Thirtieth Sunday of Year C
Trusting-Humility That Brings Us Back to God
Fr. Udoekpo, Michael Ufok
§ Sir 35:12-14,16-18;
§ Ps 34:2-3,17-19,23;
§ 2 Tim 4:6-8,16-18
§ Luke 18:9-14
As our Lord
continues his journeys with love and service to Jerusalem he intensifies his
healing and teaching ministry to humanity as a whole, beginning with his
disciples. Today he uses the parable of the Pharisee and the Tax Collector to
teach us trusting humility and willing services to our neighbors, particularly
the poor and the lowly.
Historically as we
know the Pharisees are those that Jesus had to face throughout his ministry.
The Pharisees were those who kept the law, or at least thought they kept the
law, while the tax collectors however were engaged in profession that some
thought extortion and dishonesty might slip in. The differences between the two
as they went up to pray is that the former thought he had everything; while the
later had a sense of unworthiness and needs for God’s grace.
In the Gospels the
Pharisees would say one thing and do another. It represents pride. It takes an
attitude of arrogance and self-justification for one to say, “I thank you
Lord I am not like the rest of humanity- greedy, dishonest, adulterous, and
even like this tax collector… I fast twice a week, and I pay tithes…; which
also reflects the way the Pharisees sees God, a manager of a company he could
bribe or go to work for. Pharisaism represents temptation of pride that
Christians would have to work hard to overcome.
What the Lord has
always required of us is an attitude of humility and total surrender to God. It
is this same tone that Ben Sira communicated to his contemporaries of the
Second Century BC: The Lord is a God of justice, who knows no favorites. He
hears the cry of the poor not just that of the Pharisees. He listens to the
wailing of the orphan and of the widow, but not necessarily to the noise
of self-justified Pharisees. The sincere prayer of the lowly, of the poor
and of the humble, pierces the heavens. It reaches to God (Sir 35:12-14, 16-18),
who is close to the brokenhearted, and constantly hears their cry (Ps 34).
In fact, being a
new creation in Christ or getting to wear that crown of glory and righteousness
demands that every Christian, all of us, reverses our natural tendencies as
Paul had done, hinted in the Second Reading (2 Tim 4:6-6,16-18). He was once
arrogant. Paul was once anti- Christians. Paul was once a persecutor of the
Christians, the poor and the widows. But changed to become a pro-Christ and a
humble servant of the Gospel of the poor. He wrote many letters, and some to
Timothy and encouraged various Christian communities. He became all things to
all people. He was imprisoned, beaten and shipwrecked. Like Christ who went to
the cross the lay down his life for all, Paul allowed himself to be “poured out
like a libation.” During his trials only God came to his defense.
On our Christian
journeys, as Christ’s disciples, temptations abound: false sense of security
and monopoly of the truth, arrogance, self-righteous-attitude, inconsistencies
in practice of virtues and works of mercies, rejections and loneliness. In all
these, we want to be like the Publican/Tax collector and Paul, serving others.

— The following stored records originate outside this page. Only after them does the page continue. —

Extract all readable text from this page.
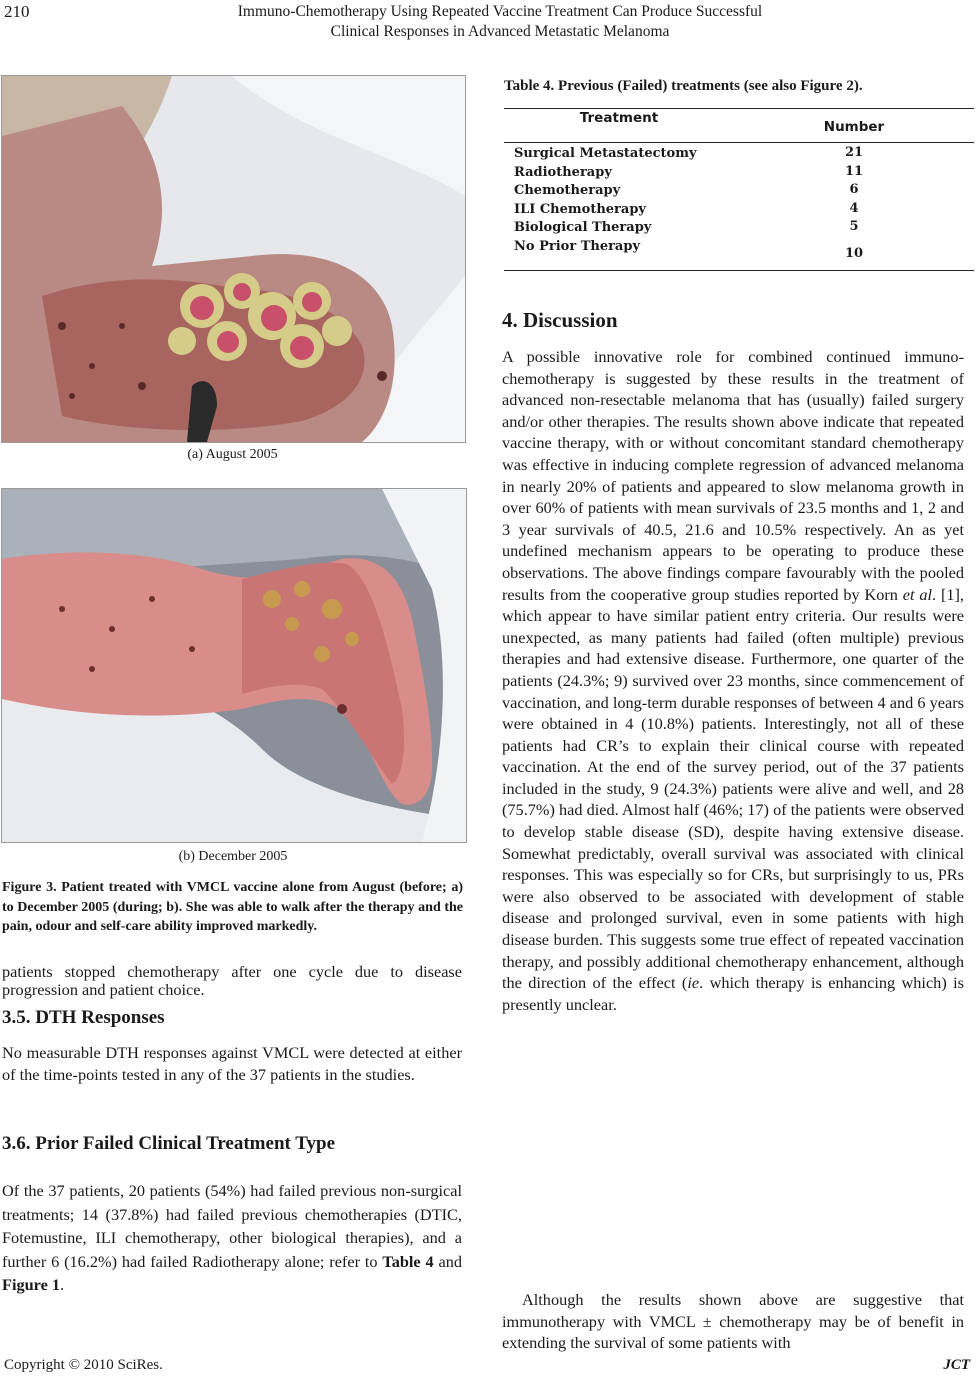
210	Immuno-Chemotherapy Using Repeated Vaccine Treatment Can Produce Successful
Clinical Responses in Advanced Metastatic Melanoma
(a) August 2005
(b) December 2005
Figure 3. Patient treated with VMCL vaccine alone from August (before; a) to December 2005 (during; b). She was able to walk after the therapy and the pain, odour and self-care ability improved markedly.
patients stopped chemotherapy after one cycle due to disease progression and patient choice.
3.5. DTH Responses
No measurable DTH responses against VMCL were detected at either of the time-points tested in any of the 37 patients in the studies.
3.6. Prior Failed Clinical Treatment Type
Of the 37 patients, 20 patients (54%) had failed previous non-surgical treatments; 14 (37.8%) had failed previous chemotherapies (DTIC, Fotemustine, ILI chemotherapy, other biological therapies), and a further 6 (16.2%) had failed Radiotherapy alone; refer to Table 4 and Figure 1.
Table 4. Previous (Failed) treatments (see also Figure 2).
Treatment
Number
Surgical Metastatectomy	21
Radiotherapy	11
Chemotherapy	6
ILI Chemotherapy	4
Biological Therapy	5
No Prior Therapy	10
4. Discussion
A possible innovative role for combined continued immuno-chemotherapy is suggested by these results in the treatment of advanced non-resectable melanoma that has (usually) failed surgery and/or other therapies. The results shown above indicate that repeated vaccine therapy, with or without concomitant standard chemotherapy was effective in inducing complete regression of advanced melanoma in nearly 20% of patients and appeared to slow melanoma growth in over 60% of patients with mean survivals of 23.5 months and 1, 2 and 3 year survivals of 40.5, 21.6 and 10.5% respectively. An as yet undefined mechanism appears to be operating to produce these observations. The above findings compare favourably with the pooled results from the cooperative group studies reported by Korn et al. [1], which appear to have similar patient entry criteria. Our results were unexpected, as many patients had failed (often multiple) previous therapies and had extensive disease. Furthermore, one quarter of the patients (24.3%; 9) survived over 23 months, since commencement of vaccination, and long-term durable responses of between 4 and 6 years were obtained in 4 (10.8%) patients. Interestingly, not all of these patients had CR’s to explain their clinical course with repeated vaccination. At the end of the survey period, out of the 37 patients included in the study, 9 (24.3%) patients were alive and well, and 28 (75.7%) had died. Almost half (46%; 17) of the patients were observed to develop stable disease (SD), despite having extensive disease. Somewhat predictably, overall survival was associated with clinical responses. This was especially so for CRs, but surprisingly to us, PRs were also observed to be associated with development of stable disease and prolonged survival, even in some patients with high disease burden. This suggests some true effect of repeated vaccination therapy, and possibly additional chemotherapy enhancement, although the direction of the effect (ie. which therapy is enhancing which) is presently unclear.
Although the results shown above are suggestive that immunotherapy with VMCL ± chemotherapy may be of benefit in extending the survival of some patients with
Copyright © 2010 SciRes.	JCT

We want to always be on our knees before God. We want to constantly and humbly
trust in his power of defense, in his tender love, and unending mercy and
compassion.
Reflection
Questions
1.
What lessons have we learned from today’s scripture
passages?
2.
What are our challenges in matters of humility?
3.
In what moments have we acted like the publican, tax
collector of saint Paul of today’ scripture readings?